Self-publishing is an excellent way to test the market for a book, establish the market, and even build the market to such an extent that an author can sell the reprint rights to a much larger publisher for a good advance. And, in fact, any larger publishers now look online, and offline, for self-published books that could fit their publishing program. Self-publishing has become respectable again. Publishers Weekly will even cover self-published books, which was unheard of a few short years ago.

Okay, here's the downside of not being published by a mainstream publisher --- you are not going to get on the shelves at Barnes and Noble. So what! Very few people pick a book off the shelf. They usually have to walk into the bookstore looking for it. So, again, the marketing of your book falls back on your side of the fence. The publisher's overworked public relations person has 20 other books to push; if yours doesn't' fly off the bookstore shelves in the first couple of weeks, it's "Adios, muchacho!" You'd also be better off with a book you sell where you keep 100% of the net profits, not 10%.
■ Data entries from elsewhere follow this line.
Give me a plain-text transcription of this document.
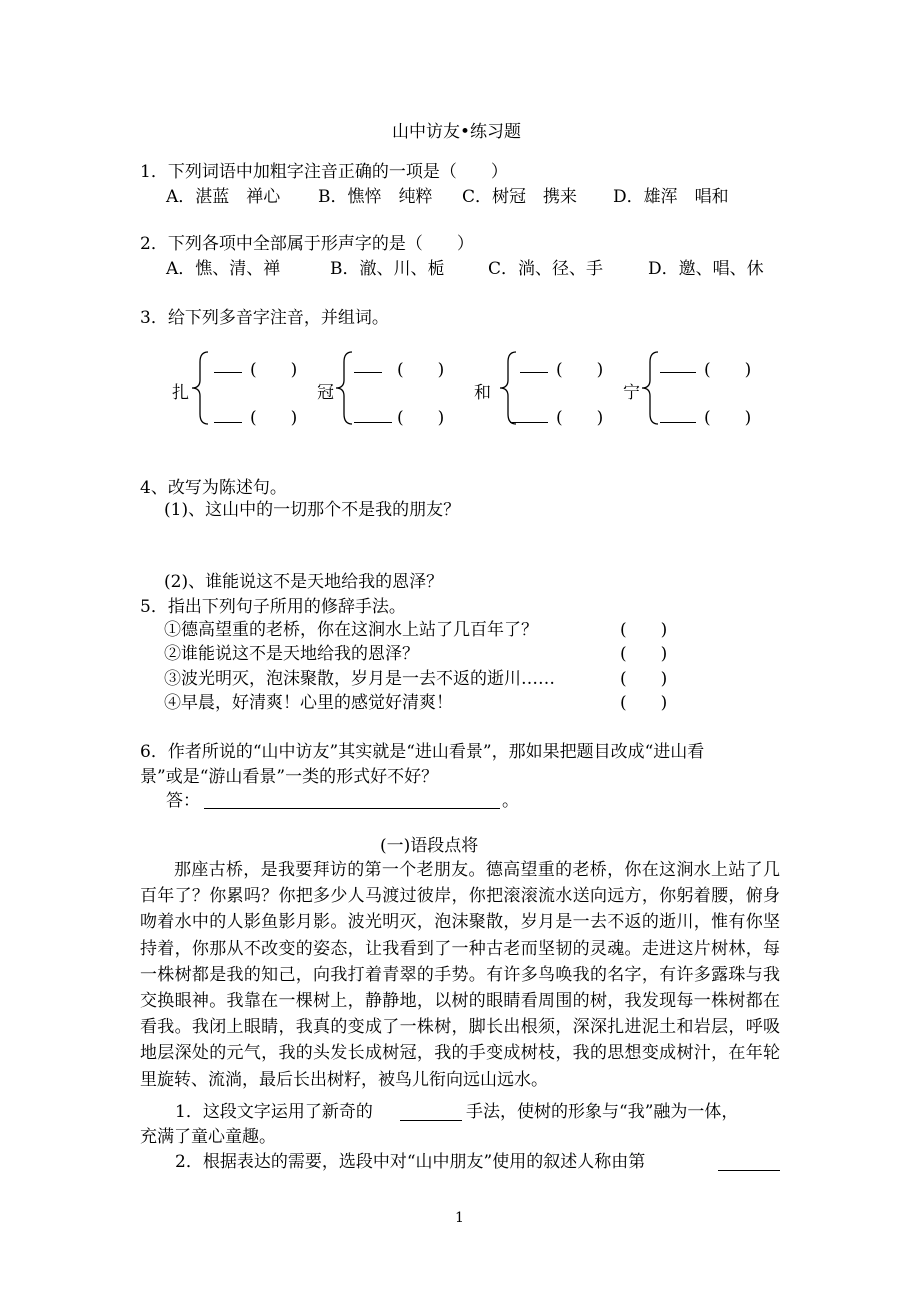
山中访友•练习题
1．下列词语中加粗字注音正确的一项是（　　）
A．湛蓝　禅心 B．憔悴　纯粹 C．树冠　携来 D．雄浑　唱和
2．下列各项中全部属于形声字的是（　　）
A．憔、清、禅	B．澈、川、栀	C．淌、径、手	D．邀、唱、休
3．给下列多音字注音，并组词。
扎
(　　)
(　　)
冠
(　　)
(　　)
和
(　　)
(　　)
宁
(　　)
(　　)
4、改写为陈述句。
(1)、这山中的一切那个不是我的朋友？
(2)、谁能说这不是天地给我的恩泽？
5．指出下列句子所用的修辞手法。
①德高望重的老桥，你在这涧水上站了几百年了？	(　　)
②谁能说这不是天地给我的恩泽？	(　　)
③波光明灭，泡沫聚散，岁月是一去不返的逝川……	(　　)
④早晨，好清爽！心里的感觉好清爽！	(　　)
6．作者所说的“山中访友”其实就是“进山看景”，那如果把题目改成“进山看
景”或是“游山看景”一类的形式好不好？
答：	。
(一)语段点将
那座古桥，是我要拜访的第一个老朋友。德高望重的老桥，你在这涧水上站了几百年了？你累吗？你把多少人马渡过彼岸，你把滚滚流水送向远方，你躬着腰，俯身吻着水中的人影鱼影月影。波光明灭，泡沫聚散，岁月是一去不返的逝川，惟有你坚持着，你那从不改变的姿态，让我看到了一种古老而坚韧的灵魂。走进这片树林，每一株树都是我的知己，向我打着青翠的手势。有许多鸟唤我的名字，有许多露珠与我交换眼神。我靠在一棵树上，静静地，以树的眼睛看周围的树，我发现每一株树都在看我。我闭上眼睛，我真的变成了一株树，脚长出根须，深深扎进泥土和岩层，呼吸地层深处的元气，我的头发长成树冠，我的手变成树枝，我的思想变成树汁，在年轮里旋转、流淌，最后长出树籽，被鸟儿衔向远山远水。
1．这段文字运用了新奇的	手法，使树的形象与“我”融为一体，
充满了童心童趣。
2．根据表达的需要，选段中对“山中朋友”使用的叙述人称由第
1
The right time to get your book out, from conception to completion, though, is, to me, the most significant factor in all this. By the time people come to my door for help in writing their book, they want it out now, baby -- three months, four months, tops. Go mainstream, and you will be "pregnant" with that book for a year and a half to two years. It's a fact of life... the process is a slow one.

Here's the rub: A self-published book calls for deep pockets, or an author who is a consummate self-promoter. Hey! Picasso was a self-promoter! He was always buttonholing people to come see (and buy) his paintings. If it was good enough for him, and for the famous writers listed above, why not for you? Don't you believe in your own book?

Meantime, I leave you with this sage observation from Judith Applebaum, author of How to Get Happily Published. She says, "Getting the book produced is easy. Getting the word to readers is the hard part." Amen.